While we first identified biomarkers using surgical tissues (Fig. 2A), this is not practical in an outpatient setting. We therefore pursued a method of endotyping using nasal lavage fluids (NLF) that does not require surgery or biopsy and may have utility in studies based in the clinic or in the field. We obtained NLF from control patients and patients with CRSsNP to test whether levels of the identified biomarkers in NLF reflect inflammation in paired adjacent tissue samples.
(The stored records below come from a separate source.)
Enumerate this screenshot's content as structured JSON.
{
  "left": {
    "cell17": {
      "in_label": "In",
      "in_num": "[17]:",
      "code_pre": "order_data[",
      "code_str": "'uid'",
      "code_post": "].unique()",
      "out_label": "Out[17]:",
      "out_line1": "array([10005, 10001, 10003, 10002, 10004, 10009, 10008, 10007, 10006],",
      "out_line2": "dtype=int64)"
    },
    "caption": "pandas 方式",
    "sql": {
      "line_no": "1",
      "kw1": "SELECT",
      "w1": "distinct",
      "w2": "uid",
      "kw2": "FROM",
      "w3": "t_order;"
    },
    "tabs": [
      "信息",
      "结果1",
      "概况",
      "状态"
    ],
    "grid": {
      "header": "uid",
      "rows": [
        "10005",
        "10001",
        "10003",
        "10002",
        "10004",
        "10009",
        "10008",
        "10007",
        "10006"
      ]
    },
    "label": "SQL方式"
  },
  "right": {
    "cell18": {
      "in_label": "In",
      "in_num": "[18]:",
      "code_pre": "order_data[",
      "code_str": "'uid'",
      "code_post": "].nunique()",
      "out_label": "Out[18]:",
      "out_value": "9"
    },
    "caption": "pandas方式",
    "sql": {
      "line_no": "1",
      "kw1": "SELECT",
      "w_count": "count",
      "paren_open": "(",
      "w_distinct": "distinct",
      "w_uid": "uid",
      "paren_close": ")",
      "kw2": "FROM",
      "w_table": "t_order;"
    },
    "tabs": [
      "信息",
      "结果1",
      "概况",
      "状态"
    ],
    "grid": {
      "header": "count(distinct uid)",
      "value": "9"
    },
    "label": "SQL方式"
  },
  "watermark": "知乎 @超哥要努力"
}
We first found that detectability of IFN-γ was low (2.3% positive samples, not shown) in CRSsNP NLF. This suggests that IFN-γ may not be useful for endotyping NLF samples. In contrast, we found that detectability of CXCL9 and CXCL10 in NLF by Luminex was 100% and the concentrations measured displayed nice variability among patients in CRSsNP (Fig. 2E). We separated NLF samples by presence and absence of T1 endotype using tissue PCR results (Fig. 2C) in 68 CRSsNP donors who had both tissue RNA and NLF data and found that CXCL9 and CXCL10 proteins were significantly elevated in T1 CRSsNP compared to control and non-T1 CRSsNP (Fig. 2E). We then analyzed whether tissue levels of IFN-γ correlated with these biomarkers in NLF in CRSsNP. We found that IFNG mRNA in tissue positively and significantly correlated with proteins for CXCL9 (r=0.702, p<0.0001) and CXCL10 (r=0.608, p<0.0001) in NLF in CRSsNP (Fig. 2F). We also collected matched protein tissue extracts from CRSsNP patients (n=71) and found that these biomarkers (CXCL9 and CXCL10) showed positive correlations between NLF and tissue in CRSsNP (Fig. 2G). Receiver operating characteristic (ROC) analysis also showed that CXCL9 (AUC, 0.869; p<0.0001; Sensitivity, 85%; Specificity, 75%) and CXCL10 (AUC, 0.815; p<0.0001; Sensitivity, 93%; Specificity, 63%) in NLF can be used as biomarkers to predict the T1 endotype in CRS tissue (Supplementary Fig. E2 and Table E9). These results suggest that CXCL9 and CXCL10 in NLF can be used as biomarkers to predict T1 endotype in CRS tissue.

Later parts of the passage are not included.